LEDs Cut 500 Million Tons of CO2 From the Sky in 2017

 

The use of LEDs to illuminate buildings and outdoor spaces reduced the total carbon dioxide emissions of lighting by an estimated 570 million tons in 2017, according to IHS Markit. LED lighting uses an average of 40% less power than fluorescents, and 80% less than incandescents, to produce the same amount of light.

“The efficiency of LEDs is essentially what makes them environmentally friendly,” said Jamie Fox, principal analyst, lighting and LEDs group, IHS Markit. “Therefore, LED conversion is unlike other measures, which require people to reduce consumption or make lifestyle changes.”

LED component and lighting companies were responsible for reducing the global carbon footprint by an estimated 1.5% in 2017, and that number is likely to continue to grow as more LEDs are installed around the world.

Players in the LED Market

Based on an analysis of IHS Markit data, Nichia can claim credit for having saved the most carbon overall — accounting for 10% of all LED lighting reduction achieved in 2017, or 57 million tons of carbon dioxide. Cree followed Nichia with 8%, while Lumileds, Seoul Semiconductor, MLS, Samsung and LG Innotek each have a share in the range of 4% to 7%.

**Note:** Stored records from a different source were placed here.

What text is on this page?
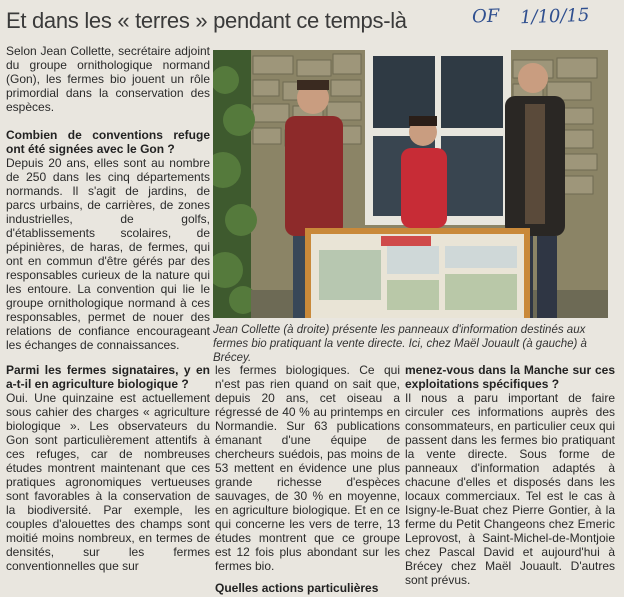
Et dans les « terres » pendant ce temps-là	OF 1/10/15

Selon Jean Collette, secrétaire adjoint du groupe ornithologique normand (Gon), les fermes bio jouent un rôle primordial dans la conservation des espèces.

Combien de conventions refuge ont été signées avec le Gon ?

Depuis 20 ans, elles sont au nombre de 250 dans les cinq départements normands. Il s'agit de jardins, de parcs urbains, de carrières, de zones industrielles, de golfs, d'établissements scolaires, de pépinières, de haras, de fermes, qui ont en commun d'être gérés par des responsables curieux de la nature qui les entoure. La convention qui lie le groupe ornithologique normand à ces responsables, permet de nouer des relations de confiance encourageant les échanges de connaissances.

Jean Collette (à droite) présente les panneaux d'information destinés aux fermes bio pratiquant la vente directe. Ici, chez Maël Jouault (à gauche) à Brécey.
Parmi les fermes signataires, y en a-t-il en agriculture biologique ?

Oui. Une quinzaine est actuellement sous cahier des charges « agriculture biologique ». Les observateurs du Gon sont particulièrement attentifs à ces refuges, car de nombreuses études montrent maintenant que ces pratiques agronomiques vertueuses sont favorables à la conservation de la biodiversité. Par exemple, les couples d'alouettes des champs sont moitié moins nombreux, en termes de densités, sur les fermes conventionnelles que sur

les fermes biologiques. Ce qui n'est pas rien quand on sait que, depuis 20 ans, cet oiseau a régressé de 40 % au printemps en Normandie. Sur 63 publications émanant d'une équipe de chercheurs suédois, pas moins de 53 mettent en évidence une plus grande richesse d'espèces sauvages, de 30 % en moyenne, en agriculture biologique. Et en ce qui concerne les vers de terre, 13 études montrent que ce groupe est 12 fois plus abondant sur les fermes bio.

Quelles actions particulières
menez-vous dans la Manche sur ces exploitations spécifiques ?

Il nous a paru important de faire circuler ces informations auprès des consommateurs, en particulier ceux qui passent dans les fermes bio pratiquant la vente directe. Sous forme de panneaux d'information adaptés à chacune d'elles et disposés dans les locaux commerciaux. Tel est le cas à Isigny-le-Buat chez Pierre Gontier, à la ferme du Petit Changeons chez Emeric Leprovost, à Saint-Michel-de-Montjoie chez Pascal David et aujourd'hui à Brécey chez Maël Jouault. D'autres sont prévus.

China has become a major market for LEDs. In November, it was announced that the China LED lighting market is forecast to go beyond $24 billion by the end of year 2024. Escalating urbanization, price cuts and local energy savings targets make the technology more tempting. Lighting items are vital to the advancement of the national economy and people’s livelihood. Apart from that, China’s lighting industry has been on the rise and the country has become a leading world lighting consumer and producer for the past 20 years.